Knowledge Base Reader Node
Last updated
Last updated
The knowledge base reader queries a permanent semantic database (a vector database) containing your files, scraped URLs, and / or synced integrations (e.g., Google Drive).
Knowledge bases are important because they are able to retrieve the most relevant pieces of data based on a query. The most relevant data can then be passed to a LLM so that the LLM generates responses that are relevant to the data.
Search Query: The query that will be used to search the knowledge bases for relevant pieces.
Type: Text
Face of the node
Knowledge Base: Select an existing knowledge base
In the gear:
Max chunks per query: the maximum number of pieces of data to be returned per query
Enable Filter: enable the ability to write a metadata filter
Enable Context: enable a text field to provide additional context for the search query
Re-rank documents: Performs an additional reranking step to reorder the documents by relevance to the query.
Score Cutoff: The minimum relevancy score (between 0 and 1) that each piece of data will have semantically to the query
Retrieval Units: Return the most relevant chunks (text content) or Documents (will return document metadata)
Transform Query: Transform the query for better results
Answer Multiple Questions: Extract separate questions from the query and retrieve content separately for each question to improve search performance
Expand Query: Expand query to improve semantic search
Do Advanced QA: Use additional LLM calls to analyze each document to improve answer correctness
Show Immediate Steps: Display the process the knowledge base is conducting at a given time in the chatUI
Format Context for a LLM: Do an additional LLM call to format output
Chunks: Semantically similar chunks retrieved from the knowledge base
Type: List of text
Example usage: {{knowledge_base_0.chunks}}
Citation Metadata: Citation metadata for knowledge base outputs, used for showing sources in LLM responses
If Do Advanced QA is checked:
Response: the response of the additional LLMs calls conducted on each document
Use a Knowledge Base Reader node when you want to query previously loaded data that has already been loaded. Use a Semantic Search node when your pipeline loads new data at run time for querying.

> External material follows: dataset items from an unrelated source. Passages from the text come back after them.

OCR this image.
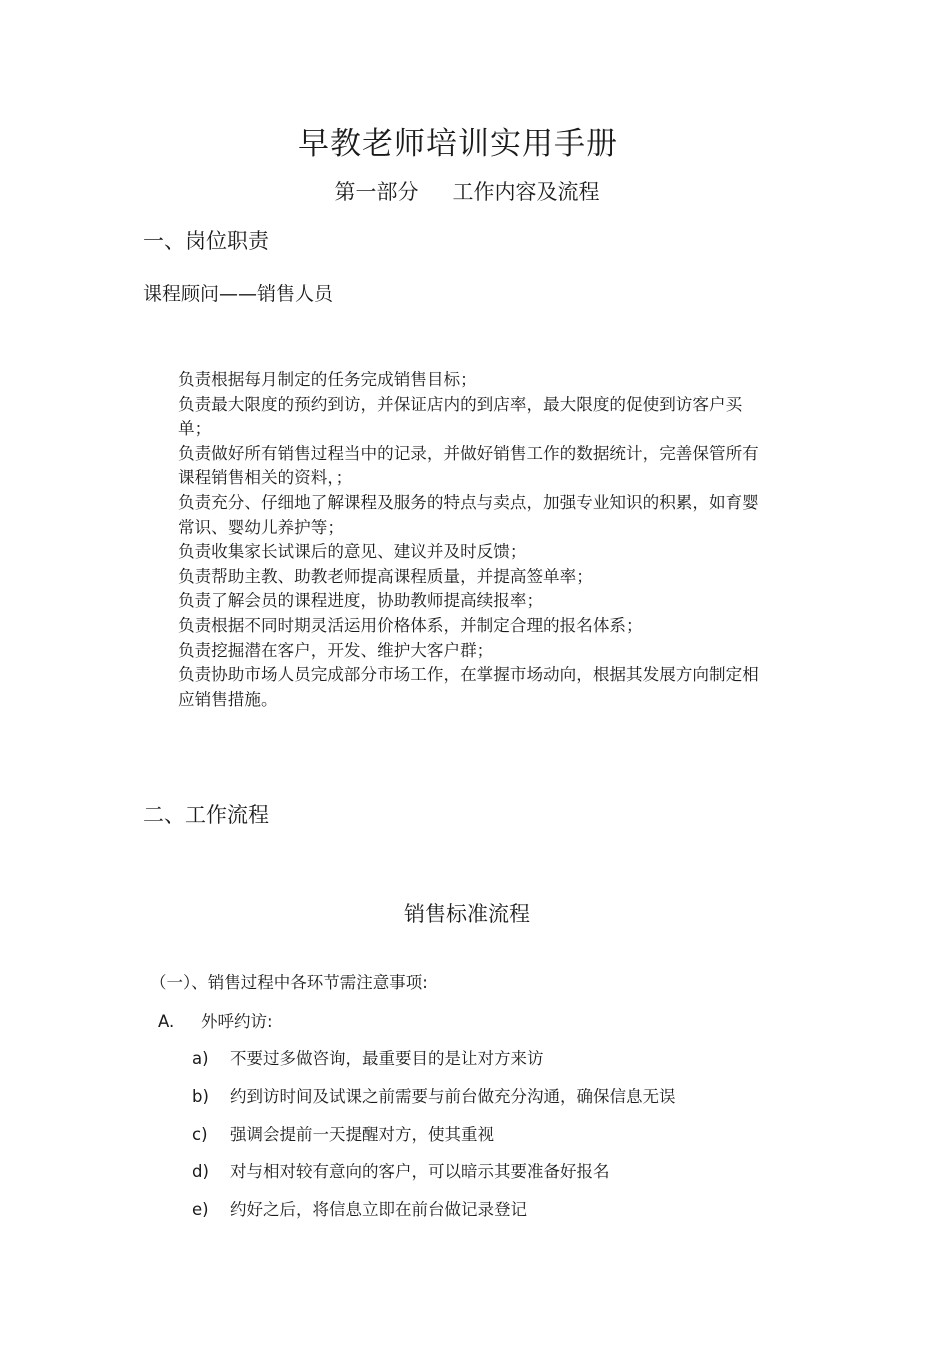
早教老师培训实用手册
第一部分 工作内容及流程
一、岗位职责
课程顾问——销售人员
负责根据每月制定的任务完成销售目标；
负责最大限度的预约到访，并保证店内的到店率，最大限度的促使到访客户买单；
负责做好所有销售过程当中的记录，并做好销售工作的数据统计，完善保管所有课程销售相关的资料，；
负责充分、仔细地了解课程及服务的特点与卖点，加强专业知识的积累，如育婴常识、婴幼儿养护等；
负责收集家长试课后的意见、建议并及时反馈；
负责帮助主教、助教老师提高课程质量，并提高签单率；
负责了解会员的课程进度，协助教师提高续报率；
负责根据不同时期灵活运用价格体系，并制定合理的报名体系；
负责挖掘潜在客户，开发、维护大客户群；
负责协助市场人员完成部分市场工作，在掌握市场动向，根据其发展方向制定相应销售措施。
二、工作流程
销售标准流程
（一）、销售过程中各环节需注意事项:
A. 外呼约访:
a) 不要过多做咨询，最重要目的是让对方来访
b) 约到访时间及试课之前需要与前台做充分沟通，确保信息无误
c) 强调会提前一天提醒对方，使其重视
d) 对与相对较有意向的客户，可以暗示其要准备好报名
e) 约好之后，将信息立即在前台做记录登记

If the knowledge base is not returning relevant information to a query, try increasing the number of max chunks per query in the gear of the knowledge base
For debugging purposes, you may attach an output node to the knowledge base to view the chunks that are returned for the query
The below example is a pipeline for chatting with a knowledge base. The input node (representing the user message) is utilized in the Search Query input. The knowledge base reader node returns chunks, which is utilized in the prompt of the LLM.